Thread: pg_rewind fails on Windows where tablespaces are used

pg_rewind fails on Windows where tablespaces are used

From
Chris Travers
Date:
Hi,

Setup is PostgreSQL on Windows with a tablespace on a separate drive.  When I go to run pg_rewind it consistently fails with the following error:

pg_rewind: servers diverged at WAL location 39B/7EC6F60 on timeline 2
pg_rewind: rewinding from last common checkpoint at 39B/7E8E3F8 on timeline 2
pg_rewind: error: file "pg_tblspc/34244696" is of different type in source and target

The file is confirmed to be a JUNCTION to the correct location on both the source and target.  So the error looks like a problem interacting with Windows and detecting JUNCTION types in this case.

I came across the following which looks like it would fix this problem but don't have a proper build environment.  Please consider backporting the fix at least as far as Postgres 15 as this bug fix does apply to non-in-place tablespaces on Windows.  The thread is https://postgrespro.com/list/thread-id/2657122

Best Regards,
Chris Travers

Re: pg_rewind fails on Windows where tablespaces are used

From
Michael Paquier
Date:
On Wed, May 08, 2024 at 03:02:21PM +0700, Chris Travers wrote:
> Setup is PostgreSQL on Windows with a tablespace on a separate drive.  When
> I go to run pg_rewind it consistently fails with the following error:

(Chris has poked me regarding this issue last week in Vancouver.)

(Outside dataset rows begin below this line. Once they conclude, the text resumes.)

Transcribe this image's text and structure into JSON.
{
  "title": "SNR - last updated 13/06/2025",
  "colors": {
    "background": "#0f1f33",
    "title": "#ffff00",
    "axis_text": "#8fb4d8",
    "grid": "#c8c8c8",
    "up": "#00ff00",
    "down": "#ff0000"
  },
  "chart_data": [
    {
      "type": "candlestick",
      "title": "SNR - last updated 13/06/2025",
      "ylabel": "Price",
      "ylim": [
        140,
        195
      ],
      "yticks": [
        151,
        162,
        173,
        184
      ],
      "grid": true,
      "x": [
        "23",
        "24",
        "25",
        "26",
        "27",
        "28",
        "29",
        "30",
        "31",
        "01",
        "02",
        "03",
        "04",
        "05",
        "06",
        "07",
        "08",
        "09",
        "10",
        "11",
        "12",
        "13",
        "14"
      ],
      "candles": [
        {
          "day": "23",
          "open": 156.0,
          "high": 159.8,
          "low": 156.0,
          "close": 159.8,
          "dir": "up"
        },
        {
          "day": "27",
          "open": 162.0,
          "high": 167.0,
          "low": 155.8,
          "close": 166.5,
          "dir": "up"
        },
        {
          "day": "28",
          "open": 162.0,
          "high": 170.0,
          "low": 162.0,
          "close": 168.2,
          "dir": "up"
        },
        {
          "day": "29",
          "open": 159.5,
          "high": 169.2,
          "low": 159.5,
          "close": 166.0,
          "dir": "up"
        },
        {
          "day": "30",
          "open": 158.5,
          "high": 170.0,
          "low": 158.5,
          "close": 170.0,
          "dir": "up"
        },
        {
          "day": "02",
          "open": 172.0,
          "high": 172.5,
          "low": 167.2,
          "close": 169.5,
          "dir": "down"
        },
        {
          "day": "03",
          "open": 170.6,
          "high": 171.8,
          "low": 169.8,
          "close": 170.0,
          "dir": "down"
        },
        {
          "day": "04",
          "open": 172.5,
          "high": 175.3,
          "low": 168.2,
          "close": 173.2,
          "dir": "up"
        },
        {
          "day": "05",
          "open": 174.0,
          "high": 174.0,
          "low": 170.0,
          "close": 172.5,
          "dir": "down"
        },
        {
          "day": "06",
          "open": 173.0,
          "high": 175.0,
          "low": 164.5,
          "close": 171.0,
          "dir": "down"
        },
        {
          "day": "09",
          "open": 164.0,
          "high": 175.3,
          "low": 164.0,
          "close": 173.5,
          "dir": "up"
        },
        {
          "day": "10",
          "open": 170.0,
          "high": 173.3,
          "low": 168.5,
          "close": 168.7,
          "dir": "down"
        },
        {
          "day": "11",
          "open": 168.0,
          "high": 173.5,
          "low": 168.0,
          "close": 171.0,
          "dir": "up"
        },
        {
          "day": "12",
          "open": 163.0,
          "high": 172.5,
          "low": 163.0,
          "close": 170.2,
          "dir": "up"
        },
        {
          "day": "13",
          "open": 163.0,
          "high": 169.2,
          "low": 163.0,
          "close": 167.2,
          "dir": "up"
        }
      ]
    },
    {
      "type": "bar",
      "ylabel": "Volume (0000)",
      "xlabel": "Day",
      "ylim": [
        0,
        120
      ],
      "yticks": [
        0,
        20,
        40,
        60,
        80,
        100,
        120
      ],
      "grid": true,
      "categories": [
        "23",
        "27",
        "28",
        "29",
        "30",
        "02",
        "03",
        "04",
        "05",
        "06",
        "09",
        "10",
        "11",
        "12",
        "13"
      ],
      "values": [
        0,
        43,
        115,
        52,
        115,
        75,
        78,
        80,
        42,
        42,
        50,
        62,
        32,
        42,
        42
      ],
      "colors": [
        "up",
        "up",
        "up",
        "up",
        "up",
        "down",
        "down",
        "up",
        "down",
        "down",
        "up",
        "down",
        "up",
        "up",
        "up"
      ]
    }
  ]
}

> pg_rewind: servers diverged at WAL location 39B/7EC6F60 on timeline 2
> pg_rewind: rewinding from last common checkpoint at 39B/7E8E3F8 on timeline
> 2
> pg_rewind: error: file "pg_tblspc/34244696" is of different type in source
> and target
>
> The file is confirmed to be a JUNCTION to the correct location on both the
> source and target.  So the error looks like a problem interacting with
> Windows and detecting JUNCTION types in this case.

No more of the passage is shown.